The Buddy Holly story has been seen by 22 million people across the world, it has won awards and been a sell out at the West End.
It tells the story of the rise of Buddy Holly to his final legendary performance at The Surf Ballroom in Clear Lake, Iowa.It features some of the greatest songs ever written, including That’ll Be The Day, Oh Boy, Rave On, La Bamba, Chantilly Lace, Johnny B. Goode, Raining In My Heart, Everyday, Shout.
We spoke with the director of The Buddy Holly Story Matt Salisbury about the story of the show, the characters involved and his favourite Buddy Holly song.
Hi Matt! Could you describe the story of The Buddy Holly Show and what takes place in the story.
The Buddy Story is about the short yet prolific music life of Buddy Holly. We first show him as a teenager at High School and see the struggles he had to get his music heard and his determination to reach out to the youth at that time who were so desperate for a “new” music. It seemed at every turn Buddy had to convince everyone that rock and roll was the future. We follow his journey as he recorded and experimented with his style and see this quiet and driven young man develop his songs; songs that are now part of our musical culture and history. Success for Buddy did come as the music industry began to understand what he was saying, and we see him play at the world famous Apollo Theatre in Harlem New York where he finally arrives as a performer able to cross all cultural boundaries. With success, fame and money in his pockets, Buddy meets a young Puerto Rican receptionist in the offices of one of his NY publishers, and they fall in love…instantly. 5 hours later they are engaged, 3 weeks later married. It is one of the best known modern day romances. Buddy returns to Texas where many of his hit songs were recorded but the pull and possibilities in New York for experimenting and developing his music are too strong and he decides to go there alone. His best friends and fellow band members The Crickets do not share Buddy’s vison and direction and decide to play safe and stay in Texas. The last section of the production shows Buddy on tour in the mid-west with Ritchie Valens and The Big Bopper, and we joyously recreate his final concert at The Surf Ballroom in Clear Lake Iowa. This, as is most of the show, is a celebration of Buddy’s music and life, and never ceases to thrill audiences with its unbounded energy. The songs are played by a multi-talented company of actors throughout and help make Buddy-The Buddy Holly Story one of the best and most exciting nights in the theatre.
Image: Johnny Wilkinson
How did you get involved in the production and what your role is.
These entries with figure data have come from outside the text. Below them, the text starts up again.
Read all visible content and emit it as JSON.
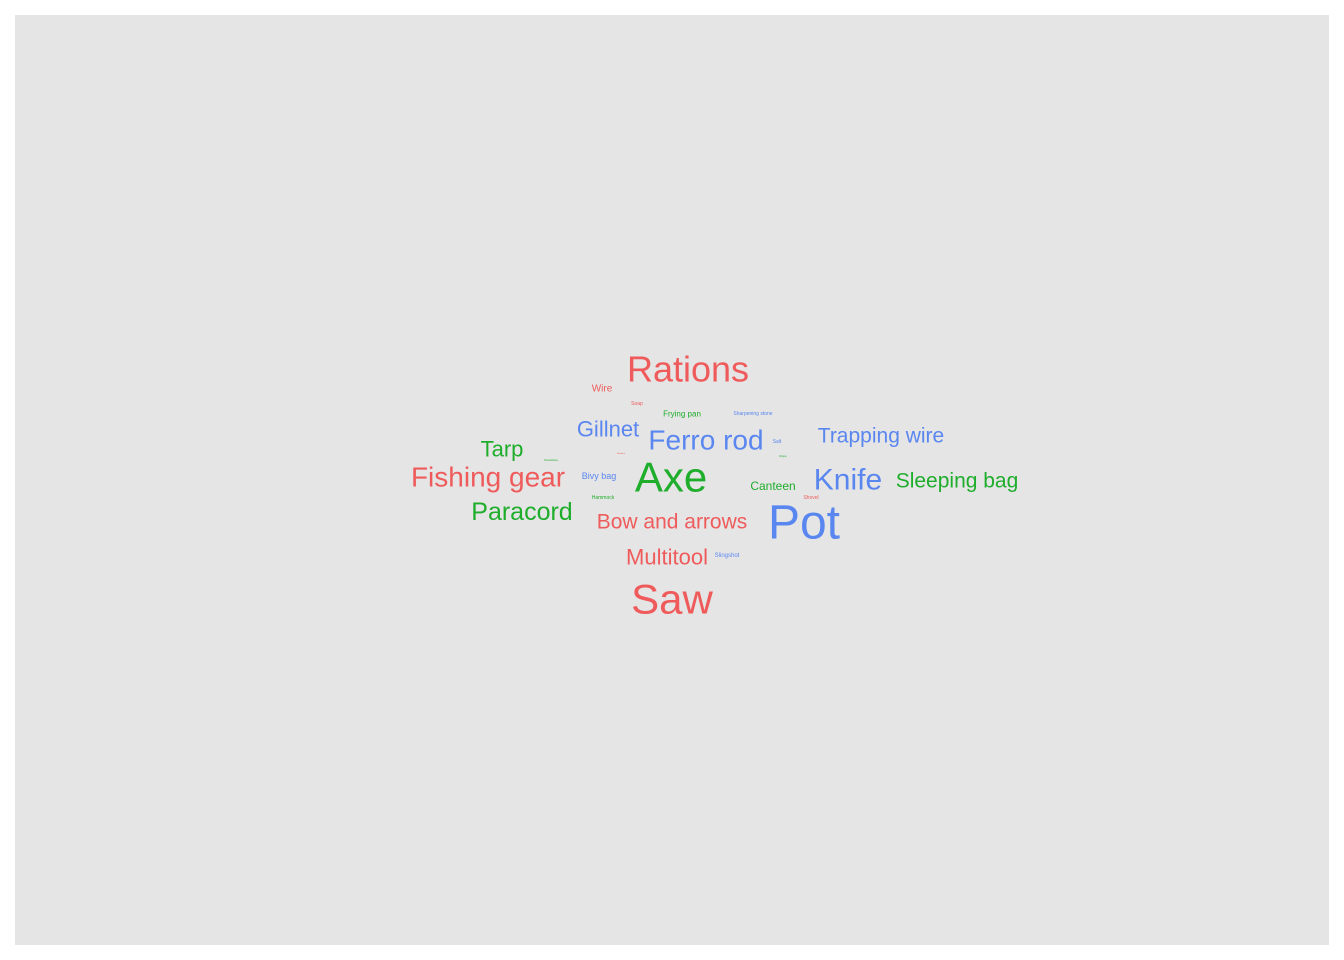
{
  "chart_data": {
    "type": "wordcloud",
    "title": "",
    "colors": {
      "red": "#ef5b5b",
      "blue": "#5a86f0",
      "green": "#1fad2c"
    },
    "words": [
      {
        "text": "Rations",
        "weight": 36,
        "color": "red"
      },
      {
        "text": "Wire",
        "weight": 10,
        "color": "red"
      },
      {
        "text": "Soap",
        "weight": 5,
        "color": "red"
      },
      {
        "text": "Frying pan",
        "weight": 8,
        "color": "green"
      },
      {
        "text": "Sharpening stone",
        "weight": 5,
        "color": "blue"
      },
      {
        "text": "Gillnet",
        "weight": 22,
        "color": "blue"
      },
      {
        "text": "Ferro rod",
        "weight": 28,
        "color": "blue"
      },
      {
        "text": "Trapping wire",
        "weight": 21,
        "color": "blue"
      },
      {
        "text": "Tarp",
        "weight": 22,
        "color": "green"
      },
      {
        "text": "Salt",
        "weight": 5,
        "color": "blue"
      },
      {
        "text": "Snowshoe",
        "weight": 3,
        "color": "green"
      },
      {
        "text": "Bandana",
        "weight": 2,
        "color": "red"
      },
      {
        "text": "Rope",
        "weight": 3,
        "color": "green"
      },
      {
        "text": "Fishing gear",
        "weight": 28,
        "color": "red"
      },
      {
        "text": "Bivy bag",
        "weight": 9,
        "color": "blue"
      },
      {
        "text": "Axe",
        "weight": 42,
        "color": "green"
      },
      {
        "text": "Canteen",
        "weight": 12,
        "color": "green"
      },
      {
        "text": "Knife",
        "weight": 30,
        "color": "blue"
      },
      {
        "text": "Sleeping bag",
        "weight": 21,
        "color": "green"
      },
      {
        "text": "Hammock",
        "weight": 5,
        "color": "green"
      },
      {
        "text": "Shovel",
        "weight": 5,
        "color": "red"
      },
      {
        "text": "Paracord",
        "weight": 25,
        "color": "green"
      },
      {
        "text": "Bow and arrows",
        "weight": 21,
        "color": "red"
      },
      {
        "text": "Pot",
        "weight": 48,
        "color": "blue"
      },
      {
        "text": "Multitool",
        "weight": 22,
        "color": "red"
      },
      {
        "text": "Slingshot",
        "weight": 6,
        "color": "blue"
      },
      {
        "text": "Saw",
        "weight": 42,
        "color": "red"
      }
    ]
  }
}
I got involved back in 1989 when I was asked to be Company Manager for it’s West End opening at The Victoria Palace Theatre. I remained Company Manager for all it’s West End run of 12 ½ years and now have the pleasure to direct the show.
Image: Johnny Wilkinson
Tell us about the cast and the characters involved in the show.
All the characters in the show are played by our versatile Company of 12 actors/musicians. Some have done many shows and some have not and sometimes come to us straight from Drama school. The show is built around the talent that comes to us and there is no magical formulae to casting the show. It’s always a challenge but we know what’s needed, and hope that the personalities we have found will bring the show to life in a fresh and energised way every night. As the show is a story of Buddy’s life the characters are mostly real people and we meet them over the evening. They include The Crickets; Joe B Mauldin, Jerry Allison and Nicki Sullivan, his first manager; Hipockets Duncan, Norman Petty and wife Vi Petty who were instrumental in his early recording days in allowing him to experiment, The Big Bopper and Ritchie Valens, Maria Elena, Murray Deutch; his NY Publisher, plus many more.
What do you think is the enduring appeal of Buddy Holly?
His music. The songs then, and now, speak out and excite. There is something raw and electric when one hears such songs as That’ll Be The Day, Peggy Sue, Maybe Baby, Rave On all played live. It’s difficult sometimes to remember that more often than not they were played and recorded with just three or four people with none of the modern recording tricks and effects. Buddy was also a young man not affected or driven by stardom, fame and fortune. A regular boy next door. There were no sensational stories about him; he was a family man, polite, respectful and not all concerned about any race issue so prevalent in those days, particularly in the South. But he was determined and knew what he wanted to do, and he created it often in the face of adversity and obstacle.
Image: Johnny Wilkinson
And finally, what is your favourite Buddy Holly song and why?
I have so many. Perhaps Not Fade Away, Well Alright and It Doesn’t Matter Any More are some of my favourites. But then again there is also True Love Ways and Raining In My Heart. Or Peggy Sue ? So many great, great memorable songs it’s difficult to single out just one.
The Buddy Holly Story is at the Wyvern Theatre from Tue 22 to Sat 26 Nov.